Titration is the process of measuring the volume of one reagent required to react with a measured volume or mass of another reagent. In titration the point of neutralization called the end point, is observed when an indicator placed in the solution being titrated changes color. In a titration calculation the identity of acid or base is known of unknown concentration.
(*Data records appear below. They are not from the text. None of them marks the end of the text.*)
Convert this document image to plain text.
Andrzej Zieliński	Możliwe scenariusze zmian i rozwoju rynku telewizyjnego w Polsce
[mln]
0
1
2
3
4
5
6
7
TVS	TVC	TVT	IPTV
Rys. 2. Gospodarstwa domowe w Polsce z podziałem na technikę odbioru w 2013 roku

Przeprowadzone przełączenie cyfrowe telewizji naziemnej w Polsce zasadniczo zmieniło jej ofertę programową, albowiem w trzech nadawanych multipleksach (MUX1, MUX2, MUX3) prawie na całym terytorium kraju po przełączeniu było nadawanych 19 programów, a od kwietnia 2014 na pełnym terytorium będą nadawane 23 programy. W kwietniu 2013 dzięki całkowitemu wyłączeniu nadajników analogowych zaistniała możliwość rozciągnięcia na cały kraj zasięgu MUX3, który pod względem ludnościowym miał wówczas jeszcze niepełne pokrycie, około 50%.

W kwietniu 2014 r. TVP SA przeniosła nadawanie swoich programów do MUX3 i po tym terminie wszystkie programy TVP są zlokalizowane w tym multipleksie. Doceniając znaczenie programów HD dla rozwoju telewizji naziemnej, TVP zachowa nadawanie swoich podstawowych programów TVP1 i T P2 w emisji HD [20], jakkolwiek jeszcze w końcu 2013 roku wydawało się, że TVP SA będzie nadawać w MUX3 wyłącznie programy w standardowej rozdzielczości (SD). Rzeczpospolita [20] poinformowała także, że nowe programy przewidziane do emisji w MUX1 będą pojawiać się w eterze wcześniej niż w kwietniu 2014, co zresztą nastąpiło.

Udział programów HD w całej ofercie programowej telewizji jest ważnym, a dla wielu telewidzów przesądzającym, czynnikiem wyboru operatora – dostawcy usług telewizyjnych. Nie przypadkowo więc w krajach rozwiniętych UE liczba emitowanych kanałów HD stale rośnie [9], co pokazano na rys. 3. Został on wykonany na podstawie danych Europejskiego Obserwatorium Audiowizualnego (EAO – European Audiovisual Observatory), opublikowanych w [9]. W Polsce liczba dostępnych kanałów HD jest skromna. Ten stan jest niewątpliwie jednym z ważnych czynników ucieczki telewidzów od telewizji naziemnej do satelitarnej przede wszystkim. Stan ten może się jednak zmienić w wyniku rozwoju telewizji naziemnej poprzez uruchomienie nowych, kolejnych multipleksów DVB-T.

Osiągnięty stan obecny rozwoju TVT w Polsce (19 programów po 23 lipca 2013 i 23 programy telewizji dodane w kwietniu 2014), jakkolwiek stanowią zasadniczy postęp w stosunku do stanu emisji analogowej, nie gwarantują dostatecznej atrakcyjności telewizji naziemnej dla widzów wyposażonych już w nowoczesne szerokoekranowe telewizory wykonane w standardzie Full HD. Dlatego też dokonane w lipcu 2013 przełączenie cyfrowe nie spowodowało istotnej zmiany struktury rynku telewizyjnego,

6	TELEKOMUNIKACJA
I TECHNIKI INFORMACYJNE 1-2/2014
The number of equivalents of a species in a reaction is the product of solution volume times normality. The number of equivalents of all species in a reaction is the same.

V$_{1}$N$_{1}$ = V$_{2}$N$_{2}$

## Titration Examples

Some of the solved problems based on titration formula are given below:

Question 1: What is the normality of a hydrochloric acid solution 25ml of which requires 37ml of 0.30N NaOH solution for neutralization?
Solution:
V$_{1}$ (NaOH) = 37ml
N$_{1}$ (NaOH) = 0.30N
V$_{2}$ (HCl) = 25ml
N$_{2}$ (HCl) = ?

Using V1N1 = V2N2

Solve for N$_{2}$

(37ml)(0.30N) = (25ml)(N2)

N$_{2}$ = $\frac{(37ml)(0.30N)}{25ml}$

N$_{2}$ = $\frac{11.1}{25}$ N

N$_{2}$ = 0.44N.

Question 2: A 25.0mL sample of an electroplating solution is analyzed for its sulfuric acid concentration. It takes 46.8mL of the 0.661N NaOH to neutralize the sample, Find the normality of the acid.
Solution:
V$_{1}$ = 46.8mL
NV$_{1}$ = 0.661N
V$_{2}$ = 25.0mL

N$_{2}$ = $\frac{V_{1}N_{1}}{V_{2}}$

N$_{2}$ = $\frac{46.8mL \times 0.661N}{25.0mL}$

N$_{2}$ = 1.24N H$_{2}$SO$_{4}$.